Feudalism and Medieval life:
• What does feudalism and all that it entails mean?
The social structure of the Middle Ages was organised around the system of Feudalism. In practice it meant that a country was not governed solely by the king but by individual barons who administered their own estates, dispensed their own justice, minted their own money, levied taxes and tolls, and demanded military service from vassals. Sometimes the barons could field greater armies than the king. In theory the king was the chief feudal lord, but in reality many individual barons were very powerful in their own territory.
Feudalism was built upon a relationship of obligation and mutual service between vassals and lords. A vassal held his land, or fief, as a grant from a lord. When a vassal died, his heir was required to publicly renew his oath of fealty to his lord or suzerain. This public oath was called homage. The lord was obliged to protect the vassal, give military aid, and guard his children. If a daughter inherited, the lord arranged her marriage. If there were no heirs the lord disposed of the fief as he chose. A vassal was required to attend the lord at his court, help administer justice, and contribute money if needed. He was required to answer a summons to battle and bring an agreed upon number of fighting men. In addition he was obligated to feed and house the lord and his company when they travelled across his land.
• What was life like for ordinary people under this system?
Manors rather than villages were the economic and social units of life in the early Medieval period. A manor consisted of a manor house, one or more villages, and up to several thousand acres of land divided into meadow, pasture, forest, and cultivated fields. The fields were further divided into strips – 1/3 for the lord of the manor, less for the church, and the remainder for the peasants and serfs. At least half of the working days were spent tending the land belonging to the lord and the church. Some time was also spent doing maintenance and on tasks such as clearing land, cutting firewood, and building roads and bridges. The rest of the time the villagers were free to work their own land. A serf was bound to a lord for life and needed the lord’s consent to marry. They couldn’t own property or leave the land without the lord’s permission. However, in theory at least, a serf couldn’t be displaced if the manor changed hands, nor be forced to fight, and he was entitled to the protection of the lord.
Most families lived in rough huts with dirt floors and no chimneys or windows. One end of the hut was often given over to livestock. Furnishings were sparse and often consisted of little more than stools, a trestle table, and beds on the floor softened with straw or leaves. Their diet was plain and included porridge, cheese, bread, and a few home grown vegetables. Life was hard for people however there was some relief from work and grinding poverty. People didn’t work on Sundays or Saints Days, and they could go to nearby fairs and markets. Generally speaking, daily life was aligned very closely to the seasons eg. sowing and planting time, the harvest etc.
• Medieval Celebrations:
Medieval celebrations revolved around feast days that had pagan origins and were based on ancient agricultural celebrations which marked when certain crops should be planted or harvested in the yearly cycle. They also relate to the development of the Christian Church.

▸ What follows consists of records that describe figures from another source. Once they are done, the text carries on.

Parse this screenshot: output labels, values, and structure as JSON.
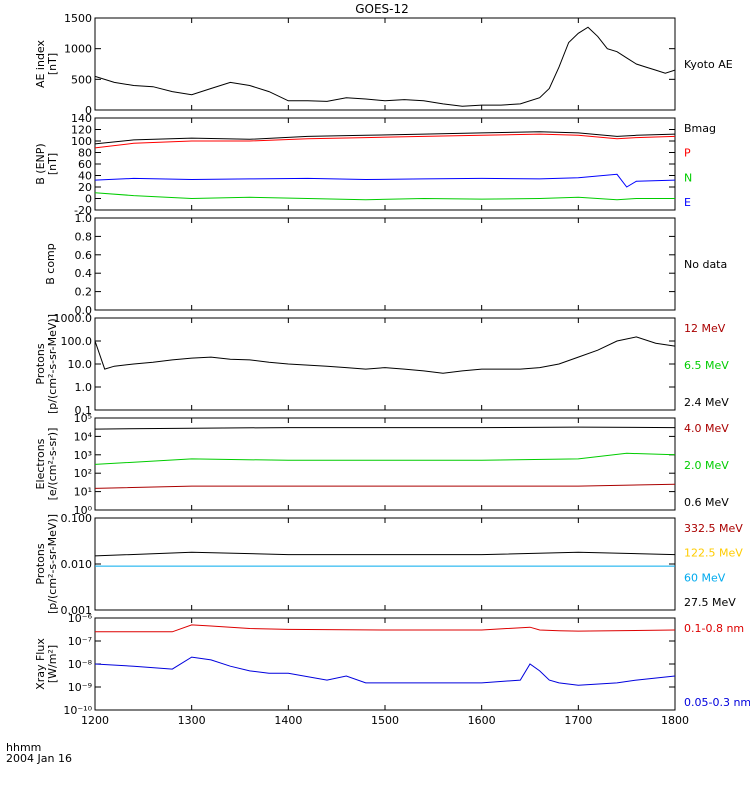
{
  "title": "GOES-12",
  "x_axis": {
    "ticks": [
      "1200",
      "1300",
      "1400",
      "1500",
      "1600",
      "1700",
      "1800"
    ],
    "range": [
      1200,
      1800
    ],
    "unit_label": "hhmm",
    "date_label": "2004 Jan 16"
  },
  "chart_data": [
    {
      "type": "line",
      "ylabel": "AE index",
      "yunit": "[nT]",
      "ylim": [
        0,
        1500
      ],
      "yticks": [
        "0",
        "500",
        "1000",
        "1500"
      ],
      "legend": [
        {
          "label": "Kyoto AE",
          "color": "#000000"
        }
      ],
      "series": [
        {
          "color": "#000000",
          "x": [
            1200,
            1220,
            1240,
            1260,
            1280,
            1300,
            1320,
            1340,
            1360,
            1380,
            1400,
            1420,
            1440,
            1460,
            1480,
            1500,
            1520,
            1540,
            1560,
            1580,
            1600,
            1620,
            1640,
            1660,
            1670,
            1680,
            1690,
            1700,
            1710,
            1720,
            1730,
            1740,
            1750,
            1760,
            1770,
            1780,
            1790,
            1800
          ],
          "y": [
            550,
            450,
            400,
            380,
            300,
            250,
            350,
            450,
            400,
            300,
            150,
            150,
            140,
            200,
            180,
            150,
            170,
            150,
            100,
            60,
            80,
            80,
            100,
            200,
            350,
            700,
            1100,
            1250,
            1350,
            1200,
            1000,
            950,
            850,
            750,
            700,
            650,
            600,
            650
          ]
        }
      ]
    },
    {
      "type": "line",
      "ylabel": "B (ENP)",
      "yunit": "[nT]",
      "ylim": [
        -20,
        140
      ],
      "yticks": [
        "-20",
        "0",
        "20",
        "40",
        "60",
        "80",
        "100",
        "120",
        "140"
      ],
      "legend": [
        {
          "label": "Bmag",
          "color": "#000000"
        },
        {
          "label": "P",
          "color": "#ff0000"
        },
        {
          "label": "N",
          "color": "#00cc00"
        },
        {
          "label": "E",
          "color": "#0000ff"
        }
      ],
      "series": [
        {
          "color": "#000000",
          "x": [
            1200,
            1240,
            1300,
            1360,
            1420,
            1480,
            1540,
            1600,
            1660,
            1700,
            1740,
            1760,
            1800
          ],
          "y": [
            95,
            102,
            105,
            103,
            108,
            110,
            112,
            114,
            116,
            114,
            108,
            110,
            112
          ]
        },
        {
          "color": "#ff0000",
          "x": [
            1200,
            1240,
            1300,
            1360,
            1420,
            1480,
            1540,
            1600,
            1660,
            1700,
            1740,
            1760,
            1800
          ],
          "y": [
            88,
            96,
            100,
            100,
            104,
            106,
            108,
            110,
            112,
            110,
            104,
            106,
            108
          ]
        },
        {
          "color": "#00cc00",
          "x": [
            1200,
            1240,
            1300,
            1360,
            1420,
            1480,
            1540,
            1600,
            1660,
            1700,
            1740,
            1760,
            1800
          ],
          "y": [
            10,
            5,
            0,
            2,
            0,
            -2,
            0,
            -1,
            0,
            2,
            -2,
            0,
            0
          ]
        },
        {
          "color": "#0000ff",
          "x": [
            1200,
            1240,
            1300,
            1360,
            1420,
            1480,
            1540,
            1600,
            1660,
            1700,
            1740,
            1750,
            1760,
            1800
          ],
          "y": [
            32,
            35,
            33,
            34,
            35,
            33,
            34,
            35,
            34,
            36,
            42,
            20,
            30,
            32
          ]
        }
      ]
    },
    {
      "type": "line",
      "ylabel": "B comp",
      "ylim": [
        0.0,
        1.0
      ],
      "yticks": [
        "0.0",
        "0.2",
        "0.4",
        "0.6",
        "0.8",
        "1.0"
      ],
      "legend": [
        {
          "label": "No data",
          "color": "#000000"
        }
      ],
      "series": []
    },
    {
      "type": "line",
      "ylabel": "Protons",
      "yunit": "[p/(cm²-s-sr-MeV)]",
      "ylim": [
        0.1,
        1000
      ],
      "log": true,
      "yticks": [
        "0.1",
        "1.0",
        "10.0",
        "100.0",
        "1000.0"
      ],
      "legend": [
        {
          "label": "12 MeV",
          "color": "#aa0000"
        },
        {
          "label": "6.5 MeV",
          "color": "#00cc00"
        },
        {
          "label": "2.4 MeV",
          "color": "#000000"
        }
      ],
      "series": [
        {
          "color": "#000000",
          "x": [
            1200,
            1210,
            1220,
            1240,
            1260,
            1280,
            1300,
            1320,
            1340,
            1360,
            1380,
            1400,
            1420,
            1440,
            1460,
            1480,
            1500,
            1520,
            1540,
            1560,
            1580,
            1600,
            1620,
            1640,
            1660,
            1680,
            1700,
            1720,
            1740,
            1760,
            1780,
            1800
          ],
          "y": [
            100,
            6,
            8,
            10,
            12,
            15,
            18,
            20,
            16,
            15,
            12,
            10,
            9,
            8,
            7,
            6,
            7,
            6,
            5,
            4,
            5,
            6,
            6,
            6,
            7,
            10,
            20,
            40,
            100,
            150,
            80,
            60
          ]
        }
      ]
    },
    {
      "type": "line",
      "ylabel": "Electrons",
      "yunit": "[e/(cm²-s-sr)]",
      "ylim": [
        1,
        100000
      ],
      "log": true,
      "yticks": [
        "10⁰",
        "10¹",
        "10²",
        "10³",
        "10⁴",
        "10⁵"
      ],
      "legend": [
        {
          "label": "4.0 MeV",
          "color": "#aa0000"
        },
        {
          "label": "2.0 MeV",
          "color": "#00cc00"
        },
        {
          "label": "0.6 MeV",
          "color": "#000000"
        }
      ],
      "series": [
        {
          "color": "#000000",
          "x": [
            1200,
            1300,
            1400,
            1500,
            1600,
            1700,
            1800
          ],
          "y": [
            25000,
            28000,
            30000,
            30000,
            30000,
            32000,
            30000
          ]
        },
        {
          "color": "#00cc00",
          "x": [
            1200,
            1300,
            1400,
            1500,
            1600,
            1700,
            1750,
            1800
          ],
          "y": [
            300,
            600,
            500,
            500,
            500,
            600,
            1200,
            1000
          ]
        },
        {
          "color": "#aa0000",
          "x": [
            1200,
            1300,
            1400,
            1500,
            1600,
            1700,
            1800
          ],
          "y": [
            15,
            20,
            20,
            20,
            20,
            20,
            25
          ]
        }
      ]
    },
    {
      "type": "line",
      "ylabel": "Protons",
      "yunit": "[p/(cm²-s-sr-MeV)]",
      "ylim": [
        0.001,
        0.1
      ],
      "log": true,
      "yticks": [
        "0.001",
        "0.010",
        "0.100"
      ],
      "legend": [
        {
          "label": "332.5 MeV",
          "color": "#aa0000"
        },
        {
          "label": "122.5 MeV",
          "color": "#ffcc00"
        },
        {
          "label": "60 MeV",
          "color": "#00aaee"
        },
        {
          "label": "27.5 MeV",
          "color": "#000000"
        }
      ],
      "series": [
        {
          "color": "#000000",
          "x": [
            1200,
            1300,
            1400,
            1500,
            1600,
            1700,
            1800
          ],
          "y": [
            0.015,
            0.018,
            0.016,
            0.016,
            0.016,
            0.018,
            0.016
          ]
        },
        {
          "color": "#00aaee",
          "x": [
            1200,
            1300,
            1400,
            1500,
            1600,
            1700,
            1800
          ],
          "y": [
            0.009,
            0.009,
            0.009,
            0.009,
            0.009,
            0.009,
            0.009
          ]
        }
      ]
    },
    {
      "type": "line",
      "ylabel": "Xray Flux",
      "yunit": "[W/m²]",
      "ylim": [
        1e-10,
        1e-06
      ],
      "log": true,
      "yticks": [
        "10⁻¹⁰",
        "10⁻⁹",
        "10⁻⁸",
        "10⁻⁷",
        "10⁻⁶"
      ],
      "legend": [
        {
          "label": "0.1-0.8 nm",
          "color": "#dd0000"
        },
        {
          "label": "0.05-0.3 nm",
          "color": "#0000dd"
        }
      ],
      "series": [
        {
          "color": "#dd0000",
          "x": [
            1200,
            1280,
            1300,
            1320,
            1360,
            1400,
            1500,
            1600,
            1650,
            1660,
            1680,
            1700,
            1800
          ],
          "y": [
            2.5e-07,
            2.5e-07,
            5e-07,
            4.5e-07,
            3.5e-07,
            3.2e-07,
            3e-07,
            3e-07,
            4e-07,
            3e-07,
            2.8e-07,
            2.7e-07,
            3e-07
          ]
        },
        {
          "color": "#0000dd",
          "x": [
            1200,
            1240,
            1280,
            1300,
            1320,
            1340,
            1360,
            1380,
            1400,
            1440,
            1460,
            1480,
            1500,
            1560,
            1600,
            1640,
            1650,
            1660,
            1670,
            1680,
            1700,
            1740,
            1760,
            1800
          ],
          "y": [
            1e-08,
            8e-09,
            6e-09,
            2e-08,
            1.5e-08,
            8e-09,
            5e-09,
            4e-09,
            4e-09,
            2e-09,
            3e-09,
            1.5e-09,
            1.5e-09,
            1.5e-09,
            1.5e-09,
            2e-09,
            1e-08,
            5e-09,
            2e-09,
            1.5e-09,
            1.2e-09,
            1.5e-09,
            2e-09,
            3e-09
          ]
        }
      ]
    }
  ]
}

• Medieval Market Towns and Inns:
The term ‘market town’ is a legal term that originated during the medieval period meaning a settlement that has the right to host markets. This distinguishes a town from a village or city. Market towns were frequently located where there was ready access to transport eg. at a crossroads or close to a river ford and near castles which offered protection. As market towns developed a system was devised whereby a new market town could not be established within a certain travelling distance, usually within one days travel to and from the market, of an existing one.

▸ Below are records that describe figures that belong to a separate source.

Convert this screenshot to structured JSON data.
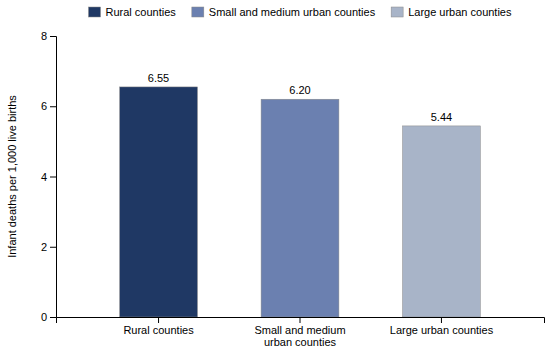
{
  "chart_data": {
    "type": "bar",
    "categories": [
      "Rural counties",
      "Small and medium\nurban counties",
      "Large urban counties"
    ],
    "series": [
      {
        "name": "Rural counties",
        "color": "#1f3864",
        "values": [
          6.55,
          null,
          null
        ],
        "value_labels": [
          "6.55",
          null,
          null
        ]
      },
      {
        "name": "Small and medium urban counties",
        "color": "#6b80b0",
        "values": [
          null,
          6.2,
          null
        ],
        "value_labels": [
          null,
          "6.20",
          null
        ]
      },
      {
        "name": "Large urban counties",
        "color": "#a8b4c8",
        "values": [
          null,
          null,
          5.44
        ],
        "value_labels": [
          null,
          null,
          "5.44"
        ]
      }
    ],
    "stacked": true,
    "y_label": "Infant deaths per 1,000 live births",
    "ylim": [
      0,
      8
    ],
    "yticks": [
      0,
      2,
      4,
      6,
      8
    ],
    "data_labels": true,
    "legend": "top",
    "grid": false
  }
}
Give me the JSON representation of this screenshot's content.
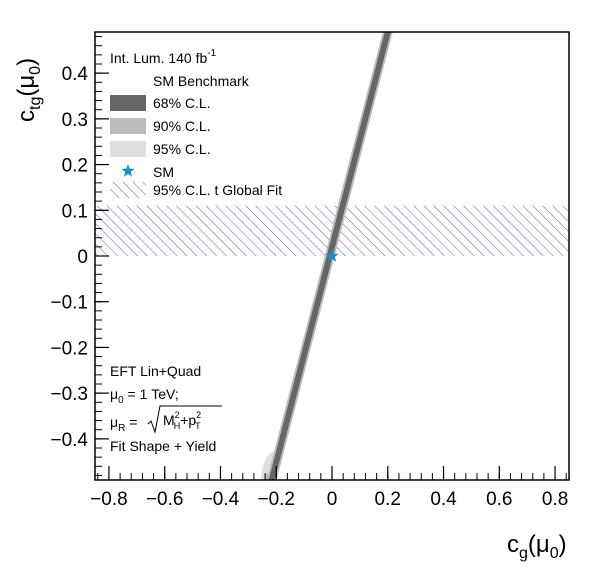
{
  "chart_data": {
    "type": "area",
    "xlabel_main": "c",
    "xlabel_sub": "g",
    "xlabel_arg": "(μ",
    "xlabel_arg_sub": "0",
    "xlabel_close": ")",
    "ylabel_main": "c",
    "ylabel_sub": "tg",
    "ylabel_arg": "(μ",
    "ylabel_arg_sub": "0",
    "ylabel_close": ")",
    "xlim": [
      -0.85,
      0.85
    ],
    "ylim": [
      -0.49,
      0.49
    ],
    "x_ticks": [
      -0.8,
      -0.6,
      -0.4,
      -0.2,
      0,
      0.2,
      0.4,
      0.6,
      0.8
    ],
    "x_tick_labels": [
      "−0.8",
      "−0.6",
      "−0.4",
      "−0.2",
      "0",
      "0.2",
      "0.4",
      "0.6",
      "0.8"
    ],
    "y_ticks": [
      -0.4,
      -0.3,
      -0.2,
      -0.1,
      0,
      0.1,
      0.2,
      0.3,
      0.4
    ],
    "y_tick_labels": [
      "−0.4",
      "−0.3",
      "−0.2",
      "−0.1",
      "0",
      "0.1",
      "0.2",
      "0.3",
      "0.4"
    ],
    "lumi_text": "Int. Lum. 140 fb",
    "lumi_sup": "-1",
    "legend": {
      "header": "SM Benchmark",
      "entries": [
        {
          "label": "68% C.L.",
          "color": "#666666"
        },
        {
          "label": "90% C.L.",
          "color": "#bbbbbb"
        },
        {
          "label": "95% C.L.",
          "color": "#e0e0e0"
        },
        {
          "label": "SM",
          "color": "#1a8fc9"
        },
        {
          "label": "95% C.L. t Global Fit",
          "color": "#5a5fa8"
        }
      ]
    },
    "band_68": {
      "x_bottom": -0.22,
      "y_bottom": -0.49,
      "x_top": 0.2,
      "y_top": 0.49
    },
    "band_90_bottom_extension": {
      "x": -0.245,
      "y": -0.47
    },
    "band_95_bottom_extension": {
      "x": -0.255,
      "y": -0.43
    },
    "sm_point": {
      "x": 0,
      "y": 0
    },
    "global_fit_band": {
      "y_min": 0.0,
      "y_max": 0.11
    },
    "annotation": {
      "line1": "EFT Lin+Quad",
      "line2_pre": "μ",
      "line2_sub": "0",
      "line2_post": " = 1 TeV;",
      "line3_pre": "μ",
      "line3_sub": "R",
      "line3_eq": " = ",
      "line3_m": "M",
      "line3_m_sup": "2",
      "line3_m_sub": "H",
      "line3_plus": "+p",
      "line3_p_sup": "2",
      "line3_p_sub": "T",
      "line4": "Fit Shape + Yield"
    }
  }
}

Traditional market towns usually had a wide main street or central market square which provided room for traders to set up stalls and booths on market days. Sometimes a market cross was erected in the centre of town both to obtain a blessing on the trade conducted and eventually market halls were developed which included administrative quarters on the first floor above the covered market.
Medieval Inns were usually located along main roads and traditionally provided not only food, drinks, and lodgings but also stabling and fodder for a traveller’s horse. Inns also acted as community gathering places and, especially in rural areas, provided a place for people to meet, socialise and exchange news.
“Whosoever shall brew ale in the town with intention of selling it must hang out a sign, otherwise he shall forfeit his ale.”